NHS worker’s death with Covid ‘inadvertent’ and not failure of system, coroner concludes
Appropriate procedures were in place to ensure an NHS employee who died from Covid-19 was kept safe before his death, a coroner has concluded.
Mark Woolcock, 59, of Stratford, died on April 20 2020 at east London’s Newham University Hospital – where he had worked for more than 17 years looking after discharged patients and moving them to their homes or care homes in an ambulance.
On his last shift, overnight on March 22 2020, while using his own personal protective equipment (PPE), he transported a patient he later believed was positive for Covid-19 from A&E to their home, the inquest in Barking heard.
Coroners previously heard that Mr Woolcock (pictured) felt unsafe at work and was worried about being exposed to the virus without adequate PPE.
HM Assistant Coroner for London East, Ian Wade QC, concluding on Friday, said: “I am satisfied there were systems in place, appropriate to the circumstances, which ensured Covid-positive patients were not knowingly transported by Mark.
“The trust did not knowingly allow Covid to transmit to him as a staff member in his place of work.”
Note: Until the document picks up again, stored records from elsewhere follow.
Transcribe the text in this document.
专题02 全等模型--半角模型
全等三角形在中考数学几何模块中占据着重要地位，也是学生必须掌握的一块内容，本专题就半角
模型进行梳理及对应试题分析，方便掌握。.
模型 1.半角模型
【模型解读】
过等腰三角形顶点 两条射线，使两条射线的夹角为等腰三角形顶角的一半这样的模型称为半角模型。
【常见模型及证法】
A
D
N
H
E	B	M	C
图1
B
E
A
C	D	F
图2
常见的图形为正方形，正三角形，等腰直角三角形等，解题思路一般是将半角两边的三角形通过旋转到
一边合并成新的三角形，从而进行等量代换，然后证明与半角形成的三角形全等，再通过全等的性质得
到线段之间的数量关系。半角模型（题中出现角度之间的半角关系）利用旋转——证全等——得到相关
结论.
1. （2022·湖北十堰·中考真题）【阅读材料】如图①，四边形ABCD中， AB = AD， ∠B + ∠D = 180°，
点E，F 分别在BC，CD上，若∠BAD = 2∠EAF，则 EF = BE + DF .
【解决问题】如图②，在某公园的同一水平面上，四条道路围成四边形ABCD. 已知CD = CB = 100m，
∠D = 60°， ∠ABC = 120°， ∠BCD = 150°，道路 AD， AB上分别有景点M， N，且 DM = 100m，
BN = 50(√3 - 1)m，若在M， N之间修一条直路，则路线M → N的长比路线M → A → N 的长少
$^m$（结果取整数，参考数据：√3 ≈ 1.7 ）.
Mr Wade added: “I haven’t seen any evidence which leaves me concerned that something happened that shouldn’t have happened or that something was done that ought to have been done.
“I am satisfied there was a suitable system in place to protect Mark.”
He accepted that while it was possible Mr Woolcock could have contracted Covid from a patient he transported, it was not due to “the absence of or an inadequacy of a system in place”.
It was decided it is unclear how he caught the virus.
Mr Wade said: “This event was inadvertent and not the result of a failure of system or breach of duty.”
He said the conduct of Mr Woolcock’s family, some of whom were present at the inquest, ensured his “sacrifice is not wasted”.
Cara Guthrie, representing the Barts Health NHS Trust, which runs the hospital, argued that Mr Woolcock first developed symptoms around March 23, suggesting that his shift the evening before was “unlikely to be a probable cause of infection”.
She went on: “There wasn’t a great deal known about the virus at that time, droplet transmission and aerosol transmission was not yet known.
“Furthermore there was a national shortage of PPE which meant it was restricted in circumstances in which it was really needed.”
Adam Wagner, counsel to Mr Woolcock’s family, said it was not obvious where non-confirmed Covid patients should go after their release from hospital, increasing the risk of the workers contracting the virus.
He added: “Given the early stage and that more about the virus would come to light, the appropriate system would have been that patients with any of the three Covid symptoms should not have been going into non-emergency patient transport service (NEPTS) vehicles.”
Mr Woolcock’s daughter Tania Woolcock, a social worker, previously told the inquest her father was a “nurturing and gentle soul” who was warm, loving and liked a good joke, and was worried about being exposed to the virus.
She recalled a telephone conversation before his last shift overnight on March 22 where he said he had collected his own PPE.
She had said in a statement: “Dad was not happy about going into the wards of the hospital with Covid-19 patients without any protection.
“Dad told me that patient transport services did not provide PPE to him.”
In a message Mr Woolcock wrote to a colleague that the hospital was “all corona” and that he was “scared s***less”.
It was also told Mr Woolcock, from a close-knit Jamaican family, sent a text to his nephew, Nick Kenton, in the days before he was admitted to hospital.
Abida Khan, who was one of two general managers working within the patient transport service at the time, told the inquest policies were in place to ensure the safety of staff and did not believe they were put at risk.
Ms Khan said that at those early stages of the pandemic NEPTS workers such as Mr Woolcock were not required to carry anyone with Covid symptoms.
She had said that policies were “very reactive”.
Another staff member, who was in the ambulance with Mr Woolcock during the shift, said on Friday he did not know if the patient had Covid.
Skender Osmani told the inquest: “We didn’t have concerns at the time about the patient as we were supposed to transfer patients.”
The Barts Health NHS Trust investigated Mr Woolcock’s death, as did the Health and Safety Executive.
Kwangu Nyirenda, who worked for the trust and investigated the matter, said ambulance crews had “brought up concerns” about contracting Covid from patients.
The inquest also heard evidence from other health workers, who described ambulance workers having a “lackadaisical attitude” to Covid patients.
One email, read out to the inquest, detailed seeing ambulance staff leaving wheelchairs and equipment used to treat patients “uncleaned”.
Mr Nyirenda said Mr Woolcock had not personally raised concerns about a lack of PPE, saying as an “honourable” member of staff he would have done so.
Mr Nyirenda told the inquest: “I find it puzzling that if an experienced crew like these guys had concerns over a patient having Covid, that they would proceed with the journey.”
Mr Woolcock worked his last shift overnight and developed coronavirus symptoms within days of his final shift that progressively worsened.
By April 3 he was struggling to breathe and was admitted to hospital.